The Federal Treasurer’s high hopes for the latest interest rate hike are little comfort for local families.
Jim Chalmers says the Reserve Bank of Australia’s decision this week to lift the cash rate by 25 basis points to 3.35% keeps Australia on track to avoid a recession.
It’s the ninth rate rise in a row from the RBA since last May; in 2021 RBA Governor Phillip Lowe had assured Australians the cash rate wouldn’t increase until at least 2024.
Indications from the RBA is that rates will rise further this year, with Chalmers saying it will help slow Australia’s economy and likely help us avoid a recession.

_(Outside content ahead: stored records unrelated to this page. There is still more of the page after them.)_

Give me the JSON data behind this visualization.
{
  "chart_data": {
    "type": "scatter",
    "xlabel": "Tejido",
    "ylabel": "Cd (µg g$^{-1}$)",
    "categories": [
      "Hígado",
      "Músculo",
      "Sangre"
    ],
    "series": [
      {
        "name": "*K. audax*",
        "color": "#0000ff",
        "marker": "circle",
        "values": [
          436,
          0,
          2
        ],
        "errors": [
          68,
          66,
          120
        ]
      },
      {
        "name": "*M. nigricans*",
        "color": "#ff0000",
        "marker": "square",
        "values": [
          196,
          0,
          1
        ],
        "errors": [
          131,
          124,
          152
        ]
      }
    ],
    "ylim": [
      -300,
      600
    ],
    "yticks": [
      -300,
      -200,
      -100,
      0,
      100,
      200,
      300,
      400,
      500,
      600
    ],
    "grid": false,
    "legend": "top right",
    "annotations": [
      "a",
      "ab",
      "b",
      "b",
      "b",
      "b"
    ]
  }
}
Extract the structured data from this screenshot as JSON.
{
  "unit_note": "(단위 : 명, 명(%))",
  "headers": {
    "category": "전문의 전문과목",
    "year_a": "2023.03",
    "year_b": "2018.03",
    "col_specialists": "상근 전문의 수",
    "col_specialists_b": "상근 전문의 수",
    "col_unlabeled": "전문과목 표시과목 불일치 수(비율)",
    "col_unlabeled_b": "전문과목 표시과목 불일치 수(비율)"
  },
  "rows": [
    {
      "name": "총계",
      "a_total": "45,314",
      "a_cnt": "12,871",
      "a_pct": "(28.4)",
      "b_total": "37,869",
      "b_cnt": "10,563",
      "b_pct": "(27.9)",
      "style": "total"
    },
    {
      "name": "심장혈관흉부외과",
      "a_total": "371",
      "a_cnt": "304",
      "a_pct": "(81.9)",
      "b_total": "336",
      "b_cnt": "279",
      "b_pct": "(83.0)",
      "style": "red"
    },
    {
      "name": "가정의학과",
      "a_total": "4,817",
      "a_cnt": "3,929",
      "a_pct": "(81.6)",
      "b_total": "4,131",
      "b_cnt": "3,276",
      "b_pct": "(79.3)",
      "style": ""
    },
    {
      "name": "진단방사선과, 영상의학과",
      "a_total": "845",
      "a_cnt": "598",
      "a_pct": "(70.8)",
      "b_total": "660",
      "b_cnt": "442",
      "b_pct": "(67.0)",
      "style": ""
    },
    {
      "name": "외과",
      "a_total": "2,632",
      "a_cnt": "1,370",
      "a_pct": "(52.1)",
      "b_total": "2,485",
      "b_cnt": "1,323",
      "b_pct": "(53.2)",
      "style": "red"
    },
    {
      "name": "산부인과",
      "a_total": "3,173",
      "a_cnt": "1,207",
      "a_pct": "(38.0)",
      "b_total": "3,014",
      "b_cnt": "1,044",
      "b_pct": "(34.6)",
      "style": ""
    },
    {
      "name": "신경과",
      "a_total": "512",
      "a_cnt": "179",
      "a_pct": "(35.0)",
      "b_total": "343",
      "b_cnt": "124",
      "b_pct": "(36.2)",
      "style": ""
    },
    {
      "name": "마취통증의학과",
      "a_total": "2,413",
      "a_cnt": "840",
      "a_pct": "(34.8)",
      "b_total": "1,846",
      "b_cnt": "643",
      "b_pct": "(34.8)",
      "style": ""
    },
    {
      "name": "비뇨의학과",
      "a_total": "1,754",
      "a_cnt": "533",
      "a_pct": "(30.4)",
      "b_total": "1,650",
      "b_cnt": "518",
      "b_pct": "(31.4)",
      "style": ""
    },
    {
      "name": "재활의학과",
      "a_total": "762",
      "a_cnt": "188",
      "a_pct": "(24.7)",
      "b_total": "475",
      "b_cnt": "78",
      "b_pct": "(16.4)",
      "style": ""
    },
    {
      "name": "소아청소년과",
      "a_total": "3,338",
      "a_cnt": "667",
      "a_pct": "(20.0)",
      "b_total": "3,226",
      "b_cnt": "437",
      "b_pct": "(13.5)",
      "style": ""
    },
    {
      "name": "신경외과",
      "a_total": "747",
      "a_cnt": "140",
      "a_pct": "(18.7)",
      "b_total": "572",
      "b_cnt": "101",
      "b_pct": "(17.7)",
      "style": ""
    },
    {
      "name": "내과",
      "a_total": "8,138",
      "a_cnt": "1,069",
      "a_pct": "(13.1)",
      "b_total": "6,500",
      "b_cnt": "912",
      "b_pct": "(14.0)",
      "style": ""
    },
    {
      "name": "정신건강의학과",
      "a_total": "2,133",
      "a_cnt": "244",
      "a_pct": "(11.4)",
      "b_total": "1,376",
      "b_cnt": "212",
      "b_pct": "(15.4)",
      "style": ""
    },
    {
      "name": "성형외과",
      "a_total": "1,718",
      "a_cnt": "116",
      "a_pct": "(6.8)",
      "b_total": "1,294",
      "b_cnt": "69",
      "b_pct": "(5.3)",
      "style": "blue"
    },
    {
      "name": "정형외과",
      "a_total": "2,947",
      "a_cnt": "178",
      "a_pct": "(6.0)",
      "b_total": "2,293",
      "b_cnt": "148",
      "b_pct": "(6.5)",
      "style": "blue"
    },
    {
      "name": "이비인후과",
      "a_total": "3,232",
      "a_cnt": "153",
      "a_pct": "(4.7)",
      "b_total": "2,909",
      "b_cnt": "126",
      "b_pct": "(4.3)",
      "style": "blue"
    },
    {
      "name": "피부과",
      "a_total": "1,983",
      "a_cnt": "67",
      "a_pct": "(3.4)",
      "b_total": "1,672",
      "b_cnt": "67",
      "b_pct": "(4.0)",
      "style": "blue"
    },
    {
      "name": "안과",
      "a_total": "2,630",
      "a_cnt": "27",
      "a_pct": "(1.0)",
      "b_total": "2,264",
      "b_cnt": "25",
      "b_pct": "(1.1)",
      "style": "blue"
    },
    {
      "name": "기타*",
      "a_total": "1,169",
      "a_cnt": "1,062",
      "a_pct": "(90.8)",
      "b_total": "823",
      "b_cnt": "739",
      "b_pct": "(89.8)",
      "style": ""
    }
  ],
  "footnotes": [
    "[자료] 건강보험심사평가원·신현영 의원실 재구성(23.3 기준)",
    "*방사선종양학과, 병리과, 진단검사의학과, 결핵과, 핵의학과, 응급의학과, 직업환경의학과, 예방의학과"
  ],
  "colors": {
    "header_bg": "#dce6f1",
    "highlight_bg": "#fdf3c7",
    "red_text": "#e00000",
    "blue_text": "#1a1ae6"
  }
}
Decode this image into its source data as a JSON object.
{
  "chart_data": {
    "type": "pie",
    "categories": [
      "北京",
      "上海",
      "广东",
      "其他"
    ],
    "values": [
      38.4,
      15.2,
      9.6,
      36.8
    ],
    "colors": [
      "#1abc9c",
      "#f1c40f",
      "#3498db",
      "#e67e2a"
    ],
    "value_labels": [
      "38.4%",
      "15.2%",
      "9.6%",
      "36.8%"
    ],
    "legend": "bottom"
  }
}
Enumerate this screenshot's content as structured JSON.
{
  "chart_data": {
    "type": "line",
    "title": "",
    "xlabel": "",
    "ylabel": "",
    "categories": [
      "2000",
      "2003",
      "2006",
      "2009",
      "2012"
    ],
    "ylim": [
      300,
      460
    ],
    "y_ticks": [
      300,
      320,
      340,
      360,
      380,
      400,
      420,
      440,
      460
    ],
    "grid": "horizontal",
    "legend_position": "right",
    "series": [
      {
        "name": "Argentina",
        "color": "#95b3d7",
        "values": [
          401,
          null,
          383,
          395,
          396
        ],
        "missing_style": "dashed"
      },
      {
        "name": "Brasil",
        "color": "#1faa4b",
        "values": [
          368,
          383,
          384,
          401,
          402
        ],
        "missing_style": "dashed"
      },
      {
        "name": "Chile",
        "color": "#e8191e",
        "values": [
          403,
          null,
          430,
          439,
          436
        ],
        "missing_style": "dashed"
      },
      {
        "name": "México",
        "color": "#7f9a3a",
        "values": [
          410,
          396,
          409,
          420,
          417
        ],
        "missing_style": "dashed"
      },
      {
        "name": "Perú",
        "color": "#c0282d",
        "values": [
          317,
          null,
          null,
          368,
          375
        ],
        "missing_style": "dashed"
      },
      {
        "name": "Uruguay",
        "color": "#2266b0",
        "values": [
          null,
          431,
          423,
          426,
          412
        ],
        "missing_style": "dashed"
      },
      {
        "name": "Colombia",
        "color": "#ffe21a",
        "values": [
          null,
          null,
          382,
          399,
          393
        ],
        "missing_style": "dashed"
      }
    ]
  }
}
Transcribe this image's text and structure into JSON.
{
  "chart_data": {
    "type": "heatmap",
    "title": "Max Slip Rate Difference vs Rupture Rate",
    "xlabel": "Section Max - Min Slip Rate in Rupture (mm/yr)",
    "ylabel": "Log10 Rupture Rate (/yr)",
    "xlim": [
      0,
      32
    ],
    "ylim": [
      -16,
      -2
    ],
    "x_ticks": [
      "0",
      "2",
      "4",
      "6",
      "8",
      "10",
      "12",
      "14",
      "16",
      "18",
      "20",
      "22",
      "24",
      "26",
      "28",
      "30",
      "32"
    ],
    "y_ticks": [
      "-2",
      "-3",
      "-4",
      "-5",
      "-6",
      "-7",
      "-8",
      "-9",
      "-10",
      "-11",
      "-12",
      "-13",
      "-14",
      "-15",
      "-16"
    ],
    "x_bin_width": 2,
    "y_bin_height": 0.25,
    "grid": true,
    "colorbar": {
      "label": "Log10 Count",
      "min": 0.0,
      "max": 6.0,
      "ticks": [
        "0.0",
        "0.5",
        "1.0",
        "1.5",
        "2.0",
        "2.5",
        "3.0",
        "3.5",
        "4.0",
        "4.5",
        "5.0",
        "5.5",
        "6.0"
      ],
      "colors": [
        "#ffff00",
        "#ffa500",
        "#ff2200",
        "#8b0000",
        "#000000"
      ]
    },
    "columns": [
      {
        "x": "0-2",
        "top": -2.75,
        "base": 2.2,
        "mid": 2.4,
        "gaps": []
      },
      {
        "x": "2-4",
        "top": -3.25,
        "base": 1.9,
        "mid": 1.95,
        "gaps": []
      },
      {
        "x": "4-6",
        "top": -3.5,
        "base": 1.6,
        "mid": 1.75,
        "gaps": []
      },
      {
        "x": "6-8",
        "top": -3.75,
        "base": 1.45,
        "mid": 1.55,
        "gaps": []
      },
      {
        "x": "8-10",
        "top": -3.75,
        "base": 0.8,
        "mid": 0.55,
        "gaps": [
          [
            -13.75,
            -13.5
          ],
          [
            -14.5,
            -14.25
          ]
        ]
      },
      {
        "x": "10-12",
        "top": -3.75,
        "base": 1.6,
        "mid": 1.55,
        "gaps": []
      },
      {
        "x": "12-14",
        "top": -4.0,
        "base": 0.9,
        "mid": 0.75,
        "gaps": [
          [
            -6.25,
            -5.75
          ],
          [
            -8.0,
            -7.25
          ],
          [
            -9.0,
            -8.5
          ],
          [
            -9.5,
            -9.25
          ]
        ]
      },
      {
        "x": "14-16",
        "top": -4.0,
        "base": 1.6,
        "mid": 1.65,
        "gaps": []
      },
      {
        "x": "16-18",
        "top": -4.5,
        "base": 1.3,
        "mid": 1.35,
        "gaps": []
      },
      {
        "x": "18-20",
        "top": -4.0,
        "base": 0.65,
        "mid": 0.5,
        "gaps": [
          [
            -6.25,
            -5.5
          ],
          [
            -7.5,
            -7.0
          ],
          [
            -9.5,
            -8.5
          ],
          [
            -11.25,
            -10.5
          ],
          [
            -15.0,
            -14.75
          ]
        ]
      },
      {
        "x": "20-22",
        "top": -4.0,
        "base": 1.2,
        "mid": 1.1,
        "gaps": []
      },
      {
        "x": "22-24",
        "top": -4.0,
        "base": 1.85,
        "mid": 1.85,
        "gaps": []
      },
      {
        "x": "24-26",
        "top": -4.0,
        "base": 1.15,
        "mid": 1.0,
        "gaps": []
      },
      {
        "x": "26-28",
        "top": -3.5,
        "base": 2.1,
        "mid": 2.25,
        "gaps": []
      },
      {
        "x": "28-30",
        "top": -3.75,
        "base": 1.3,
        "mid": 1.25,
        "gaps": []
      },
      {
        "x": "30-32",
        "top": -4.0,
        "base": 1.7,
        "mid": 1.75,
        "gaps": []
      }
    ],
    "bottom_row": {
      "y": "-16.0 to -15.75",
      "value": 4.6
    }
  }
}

Brown Hill resident Carly, who has a young son and is living in a double income home, is paying around $1000 extra on her mid $500,000 mortgage per month since the hikes began, and she says even her household is being left unable to plan for the future – especially with more rises likely.
“(Leaders) said that they thought it was not going to be put up (again this week) and then it obviously was, and it just seems every couple of months at the moment we’re getting letters in the mail saying the interest rates have gone up.
“It’s a real worry. I’d like to be able to put some money aside, or plan for a holiday, or do something extra with the money besides putting it on the mortgage.”
The average house price in Ballarat Central is currently over $650,000, around $480,000 in Sebastopol, and $570,000 in Delacombe, according to realestate.com.au.
homeloanexperts.com.au rate calculation
The crisis is having a ripple effect for Ballarat, from the most vulnerable to those trying to simply get their kids to school.
Andrew Eales, boss of the Ballarat Foundation – an organisation that provides money to homelessness support services and is currently handing out back to school vouchers for those in need – says the response to every rate hike has been immediate.
“What we’re seeing in terms of immediate responses (to the rate hike) is greater levels of food insecurity, greater levels of housing insecurity, and at this time of year families that are really struggling to buy the basic items to send their kids back to school with the shoes, uniforms and stationery they need.”
Eales adds that, as an organisation that relies on community donations, the support in terms of what people can give is waning as the housing and cost of living crises worsen – leaving the already vulnerable in a position of not being able to receive all the help they need.
The Australian Banking Association expects there will be 800,000 people coming off a fixed loan contract to a bank to a variable contract over the next 12 months.
And while the ABA and politicians have called for banks to not pass on interest rate rises to households, the decision ultimately cannot be influenced by politics.